You recieved your order in only five days? That's quite impressive, they say 14 days on their site.  I think I'll give them a try, they do have good prices.
thx


----------



## bapro (Dec 21, 2006)

i used amsterdam seed bank .

they have you order online, then send CASH only registered mail......
 that way you know when it has been received and registered mail is locked up while being delivered and insured. 

i just did it yesterday , so i dont know about the length of wait time...they said three weeks ....

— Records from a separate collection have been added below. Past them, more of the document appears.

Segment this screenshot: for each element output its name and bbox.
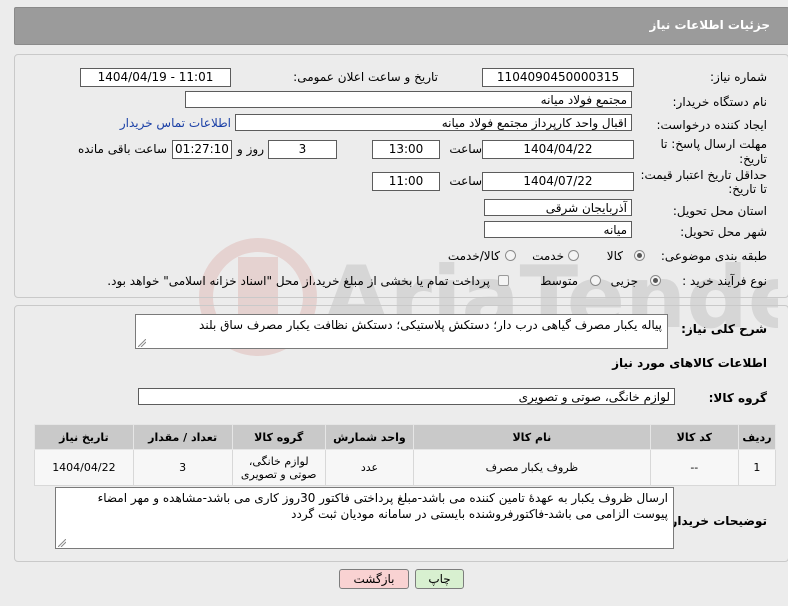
cell-code: -- bbox=[649, 449, 739, 486]
cell-unit: عدد bbox=[324, 449, 415, 486]
goods-group-label: گروه کالا: bbox=[708, 391, 767, 405]
need-number-field: 1104090450000315 bbox=[482, 68, 634, 87]
remaining-label: ساعت باقی مانده bbox=[77, 142, 167, 156]
validity-hour-label: ساعت bbox=[449, 174, 482, 188]
days-and-label: روز و bbox=[237, 142, 264, 156]
print-button[interactable]: چاپ bbox=[415, 569, 464, 589]
subject-service-radio[interactable] bbox=[568, 250, 579, 261]
buyer-notes-text: ارسال ظروف یکبار به عهدهٔ تامین کننده می… bbox=[97, 491, 668, 521]
table-row: 1 -- ظروف یکبار مصرف عدد لوازم خانگی، صو… bbox=[34, 449, 777, 486]
page-header: جزئیات اطلاعات نیاز bbox=[14, 7, 788, 45]
city-label: شهر محل تحویل: bbox=[680, 225, 767, 239]
subject-both-label: کالا/خدمت bbox=[447, 249, 500, 263]
goods-table-header: ردیف کد کالا نام کالا واحد شمارش گروه کا… bbox=[34, 424, 777, 450]
province-label: استان محل تحویل: bbox=[672, 204, 767, 218]
resize-grip-icon[interactable] bbox=[138, 339, 146, 347]
subject-service-label: خدمت bbox=[532, 249, 564, 263]
buyer-contact-link[interactable]: اطلاعات تماس خریدار bbox=[120, 116, 231, 130]
announce-datetime-field: 1404/04/19 - 11:01 bbox=[80, 68, 231, 87]
page-title: جزئیات اطلاعات نیاز bbox=[649, 18, 770, 32]
cell-name: ظروف یکبار مصرف bbox=[413, 449, 651, 486]
purchase-medium-label: متوسط bbox=[540, 274, 578, 288]
col-group: گروه کالا bbox=[231, 424, 326, 450]
goods-group-field: لوازم خانگی، صوتی و تصویری bbox=[138, 388, 675, 405]
subject-class-label: طبقه بندی موضوعی: bbox=[660, 249, 767, 263]
col-code: کد کالا bbox=[649, 424, 739, 450]
general-desc-label: شرح کلی نیاز: bbox=[681, 322, 767, 336]
remaining-time-field: 01:27:10 bbox=[172, 140, 232, 159]
requester-field: اقبال واحد کارپرداز مجتمع فولاد میانه bbox=[235, 114, 632, 131]
general-desc-text: پیاله یکبار مصرف گیاهی درب دار؛ دستکش پل… bbox=[199, 318, 662, 332]
treasury-payment-checkbox[interactable] bbox=[498, 275, 509, 286]
goods-info-title: اطلاعات کالاهای مورد نیاز bbox=[612, 356, 767, 370]
announce-datetime-label: تاریخ و ساعت اعلان عمومی: bbox=[293, 70, 438, 84]
buyer-org-label: نام دستگاه خریدار: bbox=[672, 95, 768, 109]
cell-need-date: 1404/04/22 bbox=[34, 449, 134, 486]
col-unit: واحد شمارش bbox=[324, 424, 415, 450]
cell-quantity: 3 bbox=[132, 449, 233, 486]
reply-time-field: 13:00 bbox=[372, 140, 440, 159]
cell-row: 1 bbox=[737, 449, 777, 486]
price-validity-label: حداقل تاریخ اعتبار قیمت: bbox=[640, 168, 767, 182]
purchase-minor-label: جزیی bbox=[610, 274, 638, 288]
buyer-notes-field[interactable]: ارسال ظروف یکبار به عهدهٔ تامین کننده می… bbox=[55, 487, 674, 549]
col-row: ردیف bbox=[737, 424, 777, 450]
validity-time-field: 11:00 bbox=[372, 172, 440, 191]
buyer-org-field: مجتمع فولاد میانه bbox=[185, 91, 632, 108]
subject-goods-label: کالا bbox=[606, 249, 623, 263]
goods-table: ردیف کد کالا نام کالا واحد شمارش گروه کا… bbox=[34, 424, 777, 486]
subject-goods-radio[interactable] bbox=[634, 250, 645, 261]
subject-both-radio[interactable] bbox=[505, 250, 516, 261]
city-field: میانه bbox=[484, 221, 632, 238]
requester-label: ایجاد کننده درخواست: bbox=[656, 118, 767, 132]
buyer-notes-label: توضیحات خریدار: bbox=[665, 514, 767, 528]
back-button[interactable]: بازگشت bbox=[339, 569, 409, 589]
col-name: نام کالا bbox=[413, 424, 651, 450]
general-desc-field[interactable]: پیاله یکبار مصرف گیاهی درب دار؛ دستکش پل… bbox=[135, 314, 668, 349]
reply-date-field: 1404/04/22 bbox=[482, 140, 634, 159]
treasury-payment-note: پرداخت تمام یا بخشی از مبلغ خرید،از محل … bbox=[107, 274, 490, 288]
purchase-type-label: نوع فرآیند خرید : bbox=[682, 274, 767, 288]
province-field: آذربایجان شرقی bbox=[484, 199, 632, 216]
price-validity-label-2: تا تاریخ: bbox=[728, 182, 767, 196]
reply-deadline-label: مهلت ارسال پاسخ: تا bbox=[660, 137, 767, 151]
need-number-label: شماره نیاز: bbox=[710, 70, 767, 84]
col-quantity: تعداد / مقدار bbox=[132, 424, 233, 450]
purchase-medium-radio[interactable] bbox=[590, 275, 601, 286]
purchase-minor-radio[interactable] bbox=[650, 275, 661, 286]
validity-date-field: 1404/07/22 bbox=[482, 172, 634, 191]
cell-group: لوازم خانگی، صوتی و تصویری bbox=[231, 449, 326, 486]
reply-hour-label: ساعت bbox=[449, 142, 482, 156]
reply-days-field: 3 bbox=[268, 140, 337, 159]
col-need-date: تاریخ نیاز bbox=[34, 424, 134, 450]
reply-deadline-label-2: تاریخ: bbox=[739, 152, 767, 166]
resize-grip-icon[interactable] bbox=[58, 539, 66, 547]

this way there is no paper or cc trail to me ...


----------



## Donnyboyrocks (Jan 13, 2007)

Thanks for responding, I think I have plenty to choose from.

Be mellow and happy.....


----------



## pussum (Jan 14, 2007)

With the Doctor, how do the seeds come packaged? Are they shipped in something that doesn't grab attention or what?


----------



## Stoney Bud (Jan 14, 2007)

Hey Pussum, we don't discuss the methods used by seed companies to disguise their product. Anyone can read the posts here, and it would be a shame to tip off the cops about what to look for.

Thanks.

Stoney.


----------



## pussum (Jan 15, 2007)

Oops, sorry 'bout that. I keep forgetting that the "enemy" is everywhere. I will just trust in the Dr's track record and assume they will be secure and safe.


----------